The retreat house is a beautiful old stone building set on a hillside amid woodland and open fields. I arrived late afternoon on Sunday, chose my room (“The Owl”) and had a cup of tea with the rest of the group in the sitting room overlooking the valley and the river below. I don’t think I had any particular expectations before I came – I just felt stressed out and was looking forward to a week without my mobile phone and the daily commute to the office. I was also hoping to progress a bit in my daily meditation practice without knowing what that actually meant to me. I felt relieved that the other retreatants seemed to be very normal people – or as Paul put it on our last day: “I’m glad you were not a bunch of hippies.”
The days at The Barn went quietly yet were filled with very nurturing experiences. Good conversations, heart-felt smiles, beautiful food, walks in the country. Every morning we got up at 6.20 am in complete silence and started the first mediation session at 6.50 am. After that we worked in the house until breakfast was ready around 8 am but kept silent until 9 am. In the mornings we did some gardening or other tasks around the house. I really liked working in the polytunnels, the hot and humid micro-climate and the smell of wet soil. A second sitting started at 12.20 pm. Lunch was prepared each day by two of our group and we all ate together. The afternoons were free until evening meditation, on some days teachers came to the house and gave talks. Silence started again at 9 pm.

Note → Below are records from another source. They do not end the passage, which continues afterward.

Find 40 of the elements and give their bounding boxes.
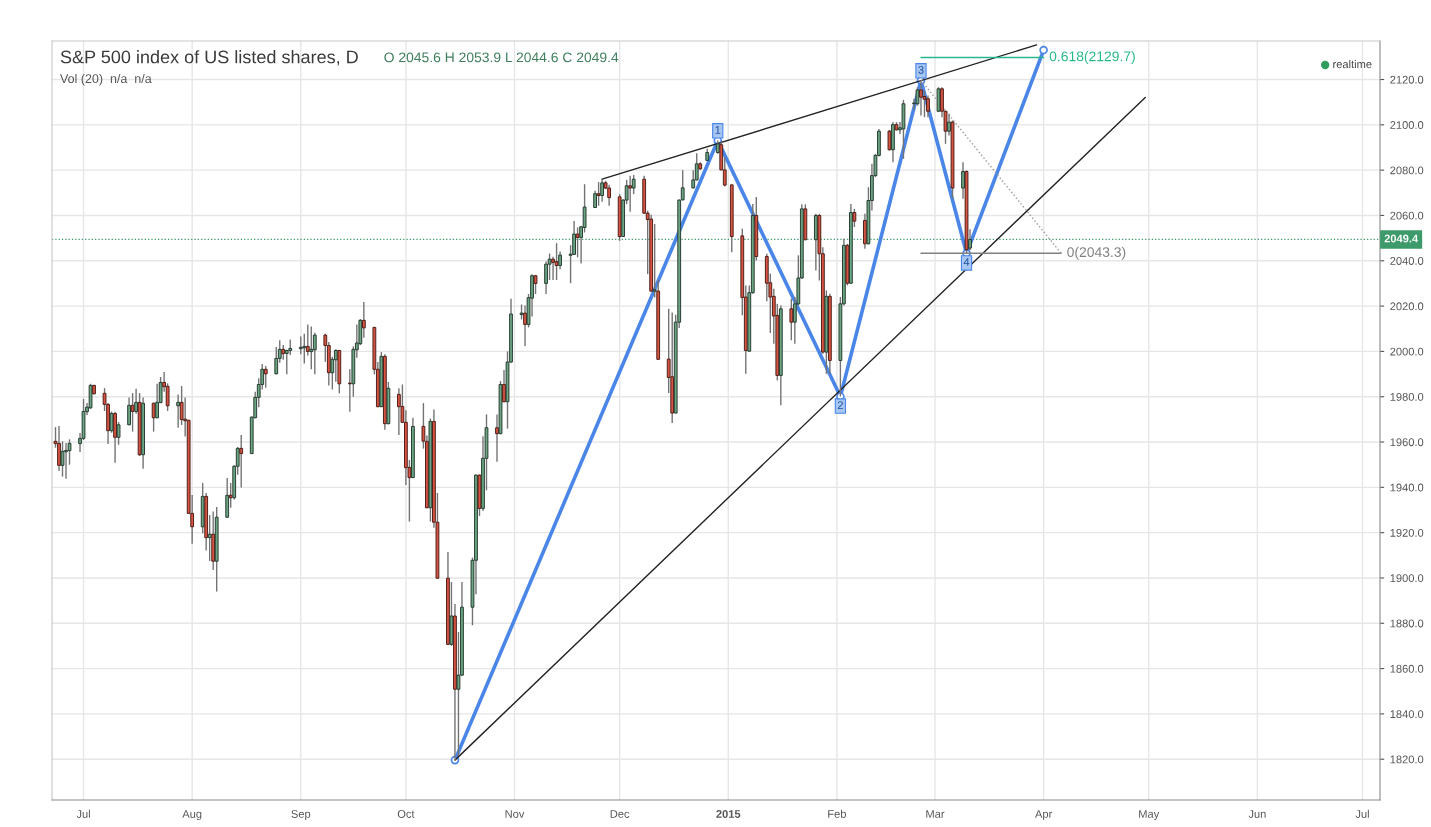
x-tick-label: May xyxy=(1139,810,1160,821)
y-tick-label: 2060.0 xyxy=(1390,211,1424,220)
x-tick-label: 2015 xyxy=(716,810,741,818)
x-tick-label: Sep xyxy=(291,810,311,821)
annotation: 3 xyxy=(918,65,924,74)
x-tick-label: Oct xyxy=(397,810,415,818)
ref-line-label: 2049.4 xyxy=(1384,234,1419,243)
y-tick-label: 1820.0 xyxy=(1390,755,1424,764)
x-tick-label: Jun xyxy=(1248,810,1266,818)
x-tick-label: Feb xyxy=(828,809,846,818)
y-tick-label: 1900.0 xyxy=(1390,574,1424,583)
y-tick-label: 2040.0 xyxy=(1390,257,1424,265)
chart-title: S&P 500 index of US listed shares, D xyxy=(60,50,358,66)
x-tick-label: Mar xyxy=(926,810,945,818)
x-tick-label: Nov xyxy=(505,810,525,818)
annotation: 1 xyxy=(715,126,721,134)
x-tick-label: Dec xyxy=(610,810,630,818)
x-tick-label: Jul xyxy=(1355,809,1369,818)
y-tick-label: 2100.0 xyxy=(1390,121,1424,129)
annotation: 0.618(2129.7) xyxy=(1049,51,1135,65)
x-tick-label: Aug xyxy=(182,810,202,821)
y-tick-label: 2000.0 xyxy=(1390,347,1424,356)
y-tick-label: 1960.0 xyxy=(1390,438,1424,447)
y-tick-label: 2080.0 xyxy=(1390,166,1424,175)
y-tick-label: 1860.0 xyxy=(1390,664,1424,673)
y-tick-label: 1940.0 xyxy=(1390,483,1424,492)
annotation: 2 xyxy=(837,401,843,409)
y-tick-label: 1880.0 xyxy=(1390,619,1424,628)
x-tick-label: Jul xyxy=(76,809,90,818)
y-tick-label: 1920.0 xyxy=(1390,528,1424,537)
y-tick-label: 1840.0 xyxy=(1390,710,1424,719)
annotation: 0(2043.3) xyxy=(1067,246,1126,260)
annotation: realtime xyxy=(1333,59,1372,69)
annotation: Vol (20) n/a n/a xyxy=(60,73,152,86)
text: O 2045.6 H 2053.9 L 2044.6 C 2049.4 xyxy=(384,52,619,63)
annotation: 4 xyxy=(963,258,970,266)
y-tick-label: 2020.0 xyxy=(1390,302,1424,311)
y-tick-label: 1980.0 xyxy=(1390,392,1424,401)
x-tick-label: Apr xyxy=(1035,810,1053,821)
y-tick-label: 2120.0 xyxy=(1390,75,1424,84)
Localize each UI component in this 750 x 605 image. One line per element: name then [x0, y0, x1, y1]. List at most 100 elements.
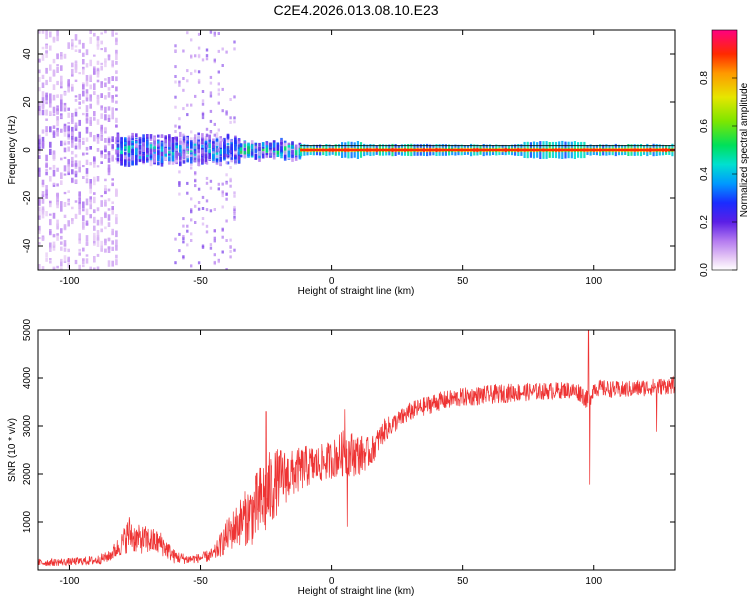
spectrogram-cell	[138, 156, 142, 159]
spectrogram-cell	[49, 110, 52, 116]
spectrogram-cell	[89, 37, 92, 44]
spectrogram-cell	[67, 81, 70, 84]
spectrogram-cell	[115, 100, 118, 104]
spectrogram-cell	[96, 207, 100, 212]
spectrogram-cell	[171, 155, 175, 162]
spectrogram-cell	[287, 147, 291, 151]
spectrogram-cell	[205, 127, 209, 131]
spectrogram-cell	[213, 260, 216, 264]
spectrogram-cell	[197, 46, 201, 50]
spectrogram-cell	[215, 132, 219, 139]
spectrogram-cell	[229, 150, 232, 154]
spectrogram-cell	[78, 39, 81, 45]
spectrogram-cell	[38, 134, 41, 140]
spectrogram-cell	[212, 143, 215, 149]
spectrogram-cell	[138, 138, 142, 144]
spectrogram-cell	[164, 156, 167, 161]
spectrogram-x-tick-label: -100	[59, 276, 79, 287]
spectrogram-cell	[283, 156, 287, 161]
spectrogram-cell	[100, 129, 103, 134]
spectrogram-cell	[52, 58, 56, 64]
spectrogram-cell	[41, 105, 45, 110]
spectrogram-cell	[93, 267, 96, 270]
spectrogram-cell	[60, 65, 63, 71]
spectrogram-cell	[93, 241, 96, 245]
spectrogram-cell	[93, 68, 96, 75]
spectrogram-cell	[265, 147, 269, 152]
spectrogram-cell	[217, 92, 220, 96]
spectrogram-cell	[67, 107, 70, 111]
spectrogram-cell	[225, 50, 228, 54]
spectrogram-cell	[197, 158, 201, 162]
spectrogram-cell	[74, 79, 78, 82]
spectrogram-cell	[201, 116, 205, 120]
spectrogram-cell	[217, 82, 220, 86]
snr-y-tick-label: 1000	[22, 510, 33, 533]
spectrogram-cell	[157, 145, 160, 153]
spectrogram-cell	[182, 217, 185, 221]
spectrogram-cell	[74, 213, 78, 219]
spectrogram-cell	[168, 140, 171, 147]
spectrogram-cell	[71, 169, 74, 175]
spectrogram-cell	[78, 248, 81, 252]
spectrogram-cell	[221, 138, 224, 142]
spectrogram-cell	[280, 139, 283, 145]
spectrogram-cell	[89, 179, 92, 183]
spectrogram-cell	[41, 191, 45, 196]
colorbar-tick-label: 0.4	[699, 167, 710, 181]
spectrogram-cell	[38, 225, 41, 232]
spectrogram-cell	[190, 239, 193, 242]
spectrogram-cell	[85, 127, 89, 134]
spectrogram-cell	[186, 224, 189, 228]
spectrogram-cell	[115, 245, 118, 251]
spectrogram-cell	[186, 243, 189, 247]
spectrogram-cell	[96, 39, 100, 44]
spectrogram-cell	[153, 151, 156, 155]
spectrogram-cell	[174, 237, 177, 241]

Wednesday was “Silent Day” where we didn’t speak with each other at all. That doesn’t mean that there was no communication. It was my turn to prepare lunch together with Barry and we used sign language and little hand-written notes to co-ordinate what we were doing. Having lunch silently didn’t feel that strange actually but when we gathered around the table in the evening each with our bits and bites to eat I felt a bit awkward for the first time. What do you do when small talk is not an option? I admit I left the table earlier than I normally would have and went for a walk up the hills from where I had a beautiful view over the river. All in all the day had gone by easily and I felt very present. I remember the grass glittering silvery in the evening sun and there was no sound but the wind.
By the end of the week I felt very much at home at The Barn. Before I came I had wondered if I would feel resistance against the schedule, the meditation, maybe even the people, but nothing of that happened. Quite the opposite I felt I could easily have stayed longer, working, eating and meditating with the same group of people around me every day. I had always been very skeptic about communal living but now, for the first time, I felt it was actually possible. Jane told me about her own ideas to create a beautiful community somewhere in the countryside. It’s not an easy decision though to invest in a vision like that. For me it resembles a leap off a steep cliff.
On our last evening we shared our thoughts about what we would take with us from the retreat. I felt very grounded and very much like myself. No major revelations over the course of the week, I said, but things that had been lurking in the shadows, things I had somehow been aware of but not acknowledged or not taken seriously had started stepping out into daylight. I thought it was good to be clear about things and then work on them when back home.
And on the way “back home” it hit me. Yes, things had become clear to me but what that really meant I only understood when the panic inside me was growing while the train was approaching Paddington station. I didn’t want to put on this London persona again with her blow-dried hair, false smiles and hectic busyness; the persona that I had peeled off my skin layer by layer, silenced by keeping silent, starved through acceptance of myself. I have uncovered this shy little self again that isn’t interested in pension plans, Groupon deals or spring sales. I have nurtured it, petted it and encouraged it to man up a bit. I hope it won’t go to sleep again and I’m excited to see where it will take me. But I have a feeling things will not become easier. It might take a leap off a cliff, even if a tiny one.